The New Year is unlikely to see a resolution of the Iranian nuclear crisis, despite a deadline for Iran to show it does not seek the bomb. President Barack Obama had given himself until the end of 2009 to decide if Iran was serious about negotiating. Iran rejected this timing, as well as other pressure to get it to slow down its nuclear program.

Iran has so far rebuffed a deal to export enriched uranium in exchange for fuel for a research reactor. Iran would get new talks that could lead to trade and other advantages if it cooperated. The United States meanwhile refuses an Iranian compromise under which Iran would keep the uranium in country but isolated under UN monitoring. Washington says it wants the enriched uranium, a possible atomic weapons material, out of Iranian control as a necessary confidence-building gesture.

The result: the United States seems headed for a put-up-or-shut-up moment in its threat to impose sanctions on Iran. This is a battle no one wants to fight. Obama's team favors engagement and would like to pursue negotiations in the year or so left during which Iran is still short of actually being able to make a bomb.

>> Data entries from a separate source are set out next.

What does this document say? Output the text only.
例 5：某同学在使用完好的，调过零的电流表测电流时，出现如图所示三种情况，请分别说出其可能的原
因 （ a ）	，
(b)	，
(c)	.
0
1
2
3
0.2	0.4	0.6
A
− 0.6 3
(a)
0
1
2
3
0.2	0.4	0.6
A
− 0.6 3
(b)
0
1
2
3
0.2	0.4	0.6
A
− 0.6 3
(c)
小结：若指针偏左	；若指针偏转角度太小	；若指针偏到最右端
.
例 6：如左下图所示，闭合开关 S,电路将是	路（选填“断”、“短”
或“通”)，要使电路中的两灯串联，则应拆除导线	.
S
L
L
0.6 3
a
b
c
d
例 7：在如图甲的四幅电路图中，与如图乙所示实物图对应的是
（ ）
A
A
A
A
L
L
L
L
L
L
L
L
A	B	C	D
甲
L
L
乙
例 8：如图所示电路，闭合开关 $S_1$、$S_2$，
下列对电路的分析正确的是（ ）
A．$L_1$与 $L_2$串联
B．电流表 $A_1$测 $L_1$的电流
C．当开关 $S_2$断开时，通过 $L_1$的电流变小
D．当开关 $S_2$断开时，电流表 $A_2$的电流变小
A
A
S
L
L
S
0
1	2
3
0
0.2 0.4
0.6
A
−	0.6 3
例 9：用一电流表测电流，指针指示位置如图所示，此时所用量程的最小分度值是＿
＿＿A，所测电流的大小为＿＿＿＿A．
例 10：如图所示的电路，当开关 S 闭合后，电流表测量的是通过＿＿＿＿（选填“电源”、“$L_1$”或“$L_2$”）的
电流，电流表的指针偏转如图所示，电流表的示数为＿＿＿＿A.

Looking at the big picture, there are two reasons to go slow. First, a showdown with Iran could lead to higher oil prices that would be a severe blow to the world's nascent economic recovery. Second, continued unrest in Iran could persuade the regime to change its policies, or to change entirely. Some feel the confusion in Iran's leadership argues against applying pressure now.

There is a flip side to this. Despite economic and other caveats against cracking down on Iran, and short of a compromise agreement, world powers must show they are tough if they are to get Iran to rein in its nuclear ambitions.

International sanctions could be unavoidable, even though Washington wants to avoid confrontation. Russia is reluctant to sign on to punitive measures and experts doubt whether sanctions are even effective. In any case, the United States has prepared an escalation in its unilateral effort to cripple Iran financially by having companies refuse to deal with Iranian banks. Iran has vowed to resist these measures.

The grace period of Obama's new policy of engagement is ending. Iran already has enough enriched uranium to make one bomb and adds to the stockpile daily. Still, the United States, restrained by its own concerns and those of its allies, will move carefully. There will be jabs and only jabs from the world's sole superpower, without a knockout punch in sight.